Вечером того же дня царь Петр отбыл на шестидесяти карбасах с семью гвардейскими ротами на взморье. Вернулся он оттуда в Шлотбург (как был прозван русский лагерь под Ниеншанцем) уже на следующее утро, 29 апреля, оставив в засаде на Васильевском (Лосином) острову (которому было теперь возвращено его прежнее русское название) три роты в ожидании появления с моря неприятельского флота. Из ниеншанцской цитадели хотя и было пущено по плывущим мимо русским несколько ядер, но без какого-либо вреда. Зато со «стрелки» Васильевского острова сделано было серьезное покушение, и именно на Меншикова, карбас которого плыл саженей двадцать впереди всего отряда и которого поэтому шведы, должно быть, приняли за самого царя.
Подробности об этом покушении Лукашка узнал непосредственно от одного из участников экспедиции – Преображенского сержанта. Как только передовой карбас поравнялся со «стрелкой», из прикрытой кустами береговой бухточки вылетели два восьмивесельных баркаса и одновременно с двух бортов причалили к лодке Меншикова, чтобы взять ее на абордаж. Но дружным залпом русских была тут же перебита половина нападающих, в том числе и сам командир их, бесноватый какой-то старичок-офицер.
– Майор де ла Гарди! – воскликнул Лукашка.
– Так называли его нам, – подтвердил сержант.
– Помяни, Господи, царя Соломона и всю премудрость его! На вышке у старичины обстояло ведь неблагополучно.

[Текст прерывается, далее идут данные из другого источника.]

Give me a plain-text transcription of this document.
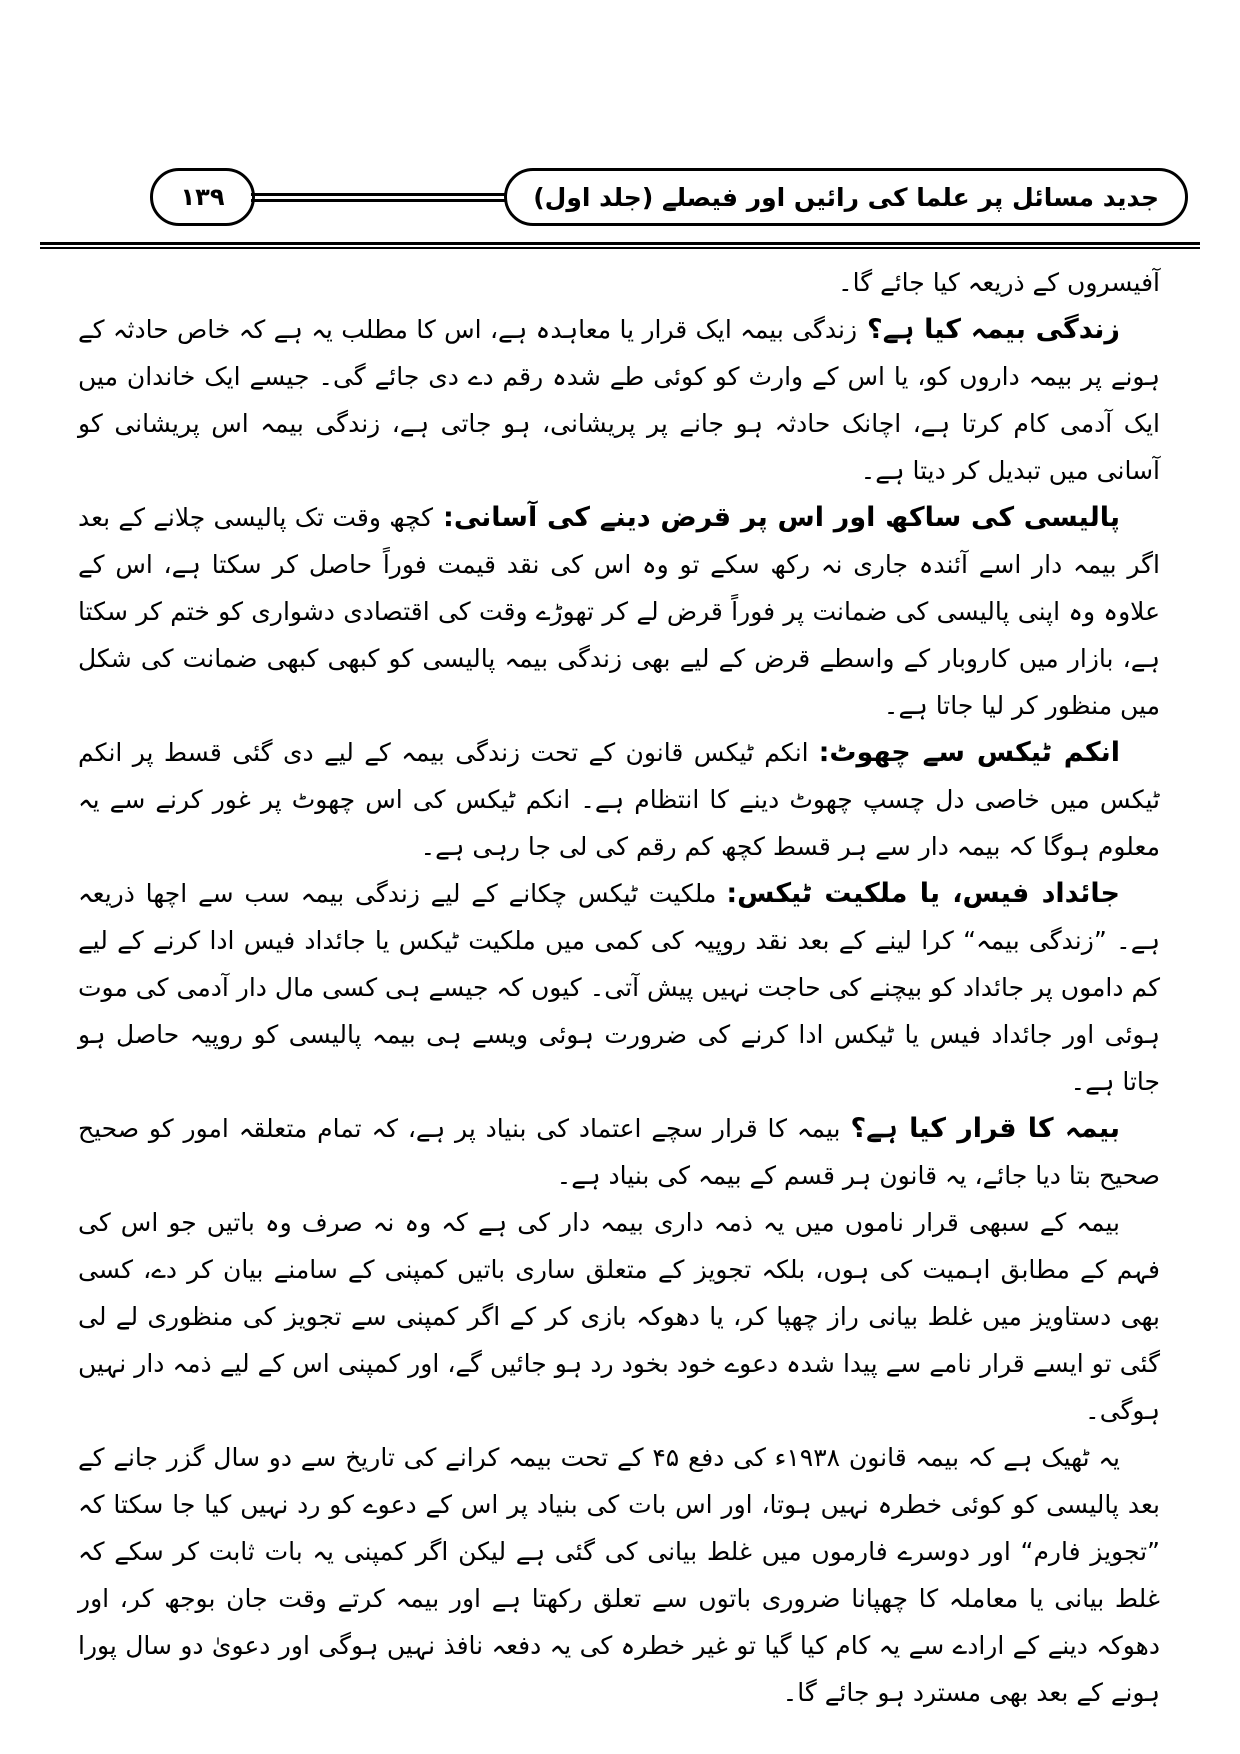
۱۳۹	جدید مسائل پر علما کی رائیں اور فیصلے (جلد اول)

آفیسروں کے ذریعہ کیا جائے گا۔

زندگی بیمہ کیا ہے؟زندگی بیمہ ایک قرار یا معاہدہ ہے، اس کا مطلب یہ ہے کہ خاص حادثہ کے ہونے پر بیمہ داروں کو، یا اس کے وارث کو کوئی طے شدہ رقم دے دی جائے گی۔ جیسے ایک خاندان میں ایک آدمی کام کرتا ہے، اچانک حادثہ ہو جانے پر پریشانی، ہو جاتی ہے، زندگی بیمہ اس پریشانی کو آسانی میں تبدیل کر دیتا ہے۔

پالیسی کی ساکھ اور اس پر قرض دینے کی آسانی:کچھ وقت تک پالیسی چلانے کے بعد اگر بیمہ دار اسے آئندہ جاری نہ رکھ سکے تو وہ اس کی نقد قیمت فوراً حاصل کر سکتا ہے، اس کے علاوہ وہ اپنی پالیسی کی ضمانت پر فوراً قرض لے کر تھوڑے وقت کی اقتصادی دشواری کو ختم کر سکتا ہے، بازار میں کاروبار کے واسطے قرض کے لیے بھی زندگی بیمہ پالیسی کو کبھی کبھی ضمانت کی شکل میں منظور کر لیا جاتا ہے۔

انکم ٹیکس سے چھوٹ:انکم ٹیکس قانون کے تحت زندگی بیمہ کے لیے دی گئی قسط پر انکم ٹیکس میں خاصی دل چسپ چھوٹ دینے کا انتظام ہے۔ انکم ٹیکس کی اس چھوٹ پر غور کرنے سے یہ معلوم ہوگا کہ بیمہ دار سے ہر قسط کچھ کم رقم کی لی جا رہی ہے۔

جائداد فیس، یا ملکیت ٹیکس:ملکیت ٹیکس چکانے کے لیے زندگی بیمہ سب سے اچھا ذریعہ ہے۔ ”زندگی بیمہ“ کرا لینے کے بعد نقد روپیہ کی کمی میں ملکیت ٹیکس یا جائداد فیس ادا کرنے کے لیے کم داموں پر جائداد کو بیچنے کی حاجت نہیں پیش آتی۔ کیوں کہ جیسے ہی کسی مال دار آدمی کی موت ہوئی اور جائداد فیس یا ٹیکس ادا کرنے کی ضرورت ہوئی ویسے ہی بیمہ پالیسی کو روپیہ حاصل ہو جاتا ہے۔

بیمہ کا قرار کیا ہے؟بیمہ کا قرار سچے اعتماد کی بنیاد پر ہے، کہ تمام متعلقہ امور کو صحیح صحیح بتا دیا جائے، یہ قانون ہر قسم کے بیمہ کی بنیاد ہے۔

بیمہ کے سبھی قرار ناموں میں یہ ذمہ داری بیمہ دار کی ہے کہ وہ نہ صرف وہ باتیں جو اس کی فہم کے مطابق اہمیت کی ہوں، بلکہ تجویز کے متعلق ساری باتیں کمپنی کے سامنے بیان کر دے، کسی بھی دستاویز میں غلط بیانی راز چھپا کر، یا دھوکہ بازی کر کے اگر کمپنی سے تجویز کی منظوری لے لی گئی تو ایسے قرار نامے سے پیدا شدہ دعوے خود بخود رد ہو جائیں گے، اور کمپنی اس کے لیے ذمہ دار نہیں ہوگی۔

یہ ٹھیک ہے کہ بیمہ قانون ۱۹۳۸ء کی دفع ۴۵ کے تحت بیمہ کرانے کی تاریخ سے دو سال گزر جانے کے بعد پالیسی کو کوئی خطرہ نہیں ہوتا، اور اس بات کی بنیاد پر اس کے دعوے کو رد نہیں کیا جا سکتا کہ ”تجویز فارم“ اور دوسرے فارموں میں غلط بیانی کی گئی ہے لیکن اگر کمپنی یہ بات ثابت کر سکے کہ غلط بیانی یا معاملہ کا چھپانا ضروری باتوں سے تعلق رکھتا ہے اور بیمہ کرتے وقت جان بوجھ کر، اور دھوکہ دینے کے ارادے سے یہ کام کیا گیا تو غیر خطرہ کی یہ دفعہ نافذ نہیں ہوگی اور دعویٰ دو سال پورا ہونے کے بعد بھی مسترد ہو جائے گا۔
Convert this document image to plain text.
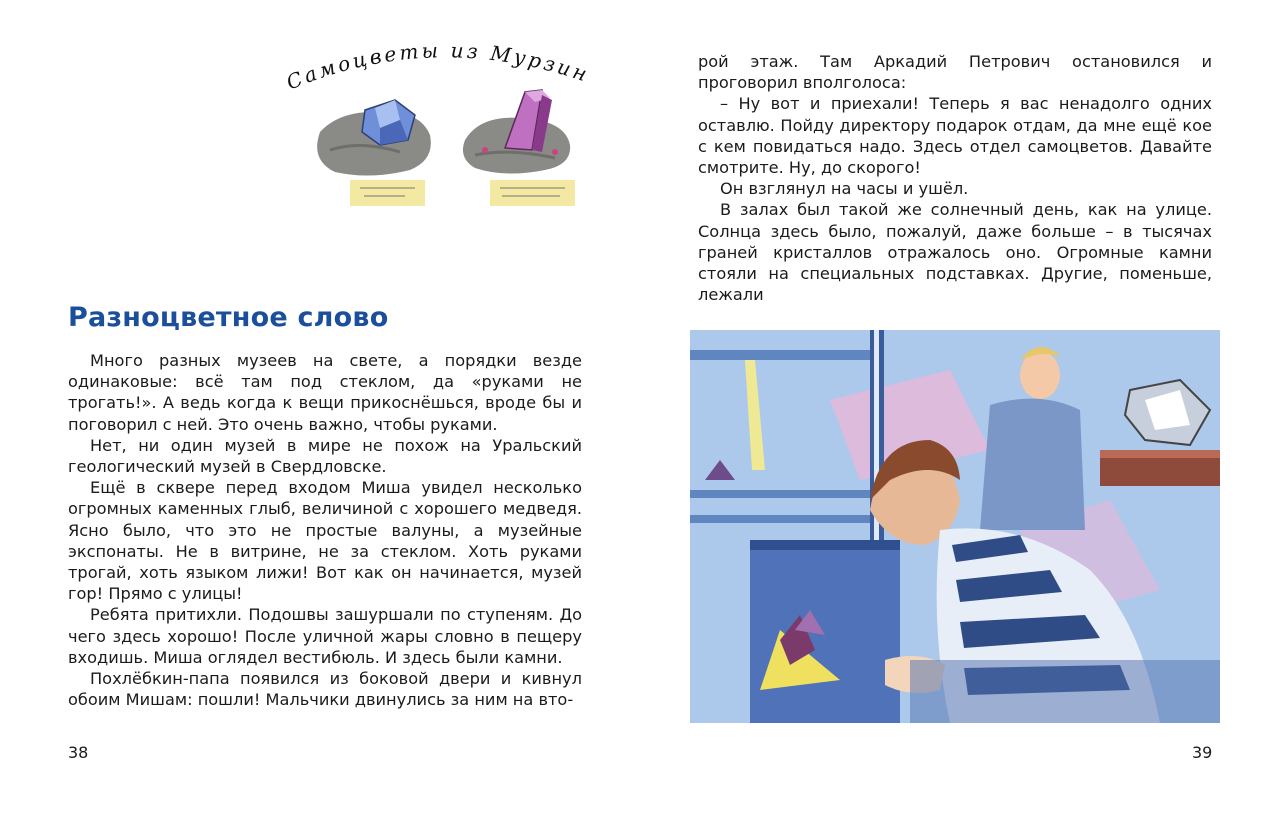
Самоцветы из Мурзин
Разноцветное слово

Много разных музеев на свете, а порядки везде одинаковые: всё там под стеклом, да «руками не трогать!». А ведь когда к вещи прикоснёшься, вроде бы и поговорил с ней. Это очень важно, чтобы руками.

Нет, ни один музей в мире не похож на Уральский геологический музей в Свердловске.

Ещё в сквере перед входом Миша увидел несколько огромных каменных глыб, величиной с хорошего медведя. Ясно было, что это не простые валуны, а музейные экспонаты. Не в витрине, не за стеклом. Хоть руками трогай, хоть языком лижи! Вот как он начинается, музей гор! Прямо с улицы!

Ребята притихли. Подошвы зашуршали по ступеням. До чего здесь хорошо! После уличной жары словно в пещеру входишь. Миша оглядел вестибюль. И здесь были камни.

Похлёбкин-папа появился из боковой двери и кивнул обоим Мишам: пошли! Мальчики двинулись за ним на вто-

38

рой этаж. Там Аркадий Петрович остановился и проговорил вполголоса:

– Ну вот и приехали! Теперь я вас ненадолго одних оставлю. Пойду директору подарок отдам, да мне ещё кое с кем повидаться надо. Здесь отдел самоцветов. Давайте смотрите. Ну, до скорого!

Он взглянул на часы и ушёл.

В залах был такой же солнечный день, как на улице. Солнца здесь было, пожалуй, даже больше – в тысячах граней кристаллов отражалось оно. Огромные камни стояли на специальных подставках. Другие, поменьше, лежали

39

– Подлинно, что так: противу шестидесяти царских карбасов на двух лодчонках со своими ледащими чухнами идти!
– Ну, те, конечно, без командира-то тотчас пардону запросили?
– Знамое дело. А мызу майорскую государь тут же Меншикову пожаловал: вот, мол, тебе, Данилыч, и место для новых палат твоих. Поклонился тот в ножки государю и с одной ротой высадился у мызы – якобы для того, чтобы обеспечить государя с тылу.
– А то еще для чего же?
Сержант ухмыльнулся и подмигнул лукаво.
– Да почивать-то на майорских пуховиках куда, поди, мягче и теплее, чем в лодке на голых досках либо на голой земле, особливо под утро, когда этак дюже посвежеет. Он у нас, что греха таить, хоть и из простых вышел, а вдвое роскошней и привередливей самого государя.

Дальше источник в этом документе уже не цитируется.